The total is substantially higher than the $860 million in 2010, Joel Baker, president and CEO of MSA Research Inc., told attendees at CIP Society Symposium 2012 in Toronto on Apr. 26.
While losses were high on the global scale – the earthquake in New Zealand ($13 billion), the earthquake and tsunami in Japan ($36 billion in insured losses) and flooding in Thailand (insured losses of $11 billion) – things were also plenty busy at home, including the wildfire that leveled much of Slave Lake, Alberta and extensive tornado damage in Goderich, Ontario.
Catastrophes in Canada numbered seven in 2011, up from five in year-over-year comparisons.
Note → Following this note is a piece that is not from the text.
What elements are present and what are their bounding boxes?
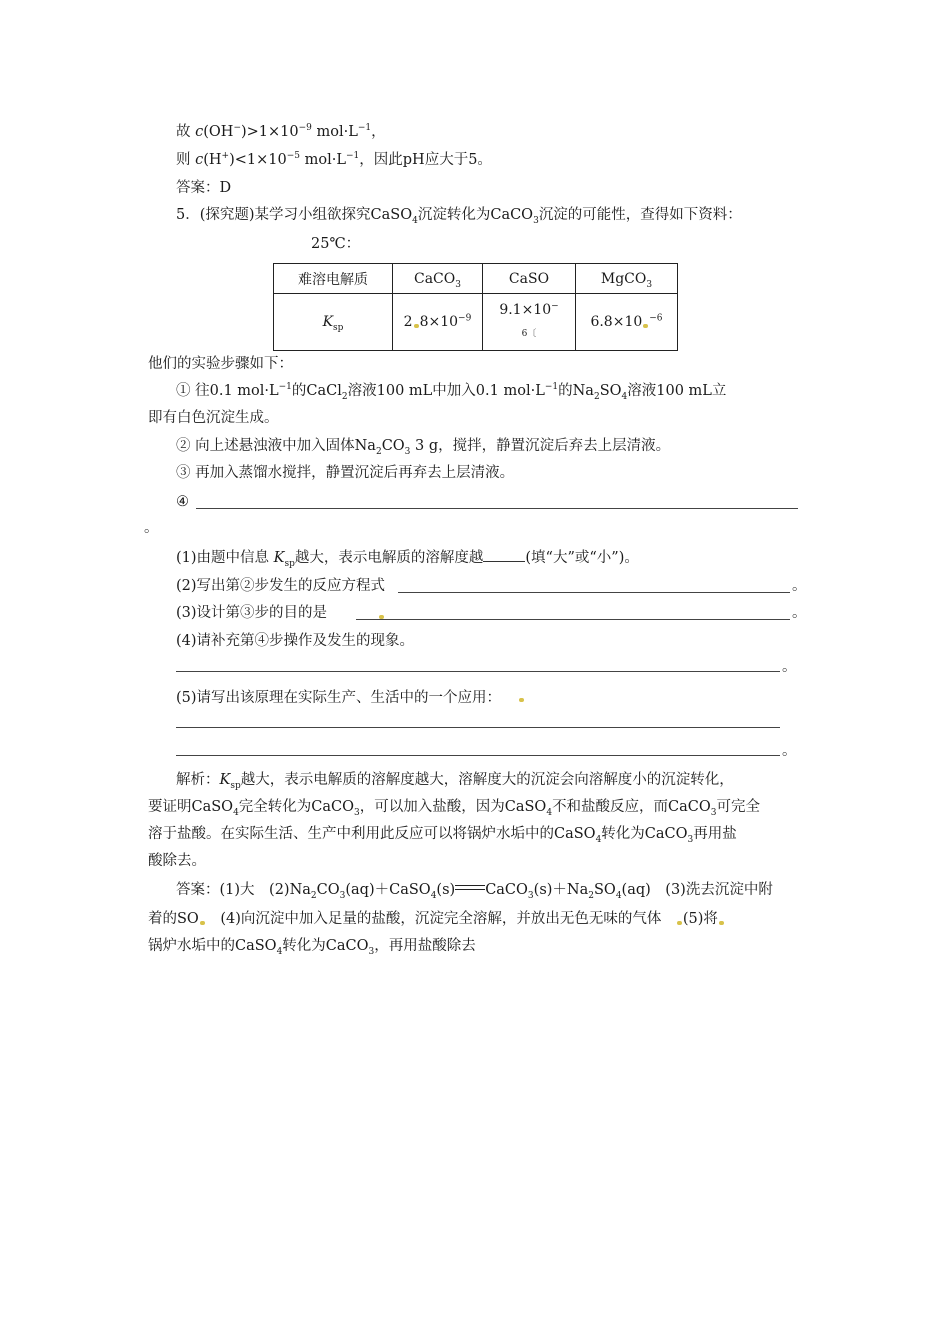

In 2010, 88,250 claims produced an estimated insurance payment of $815 million while 99,550 claims in 2011 led to an estimated $1.58 billion payment, Baker said.
Alberta has been a bane of catastrophic costs, he told symposium attendees, accounting for almost two-thirds of estimated insurance payments between 2009 and 2011. He reported damage estimates in Alberta during this three-year period ($1.9 billion) compares to Ontario (approximately $906 million) and Quebec (just shy of $177 million).
Baker said the increase in catastrophes and the associated cost in Canada are already contributing to higher insurance cost for policyholders, a situation that he expects will continue.
Noting that tornadoes account for 70% of catastrophic events in the United States and are becoming more frequent in Canada, he quipped, “I don’t believe that tornadoes know about the border.”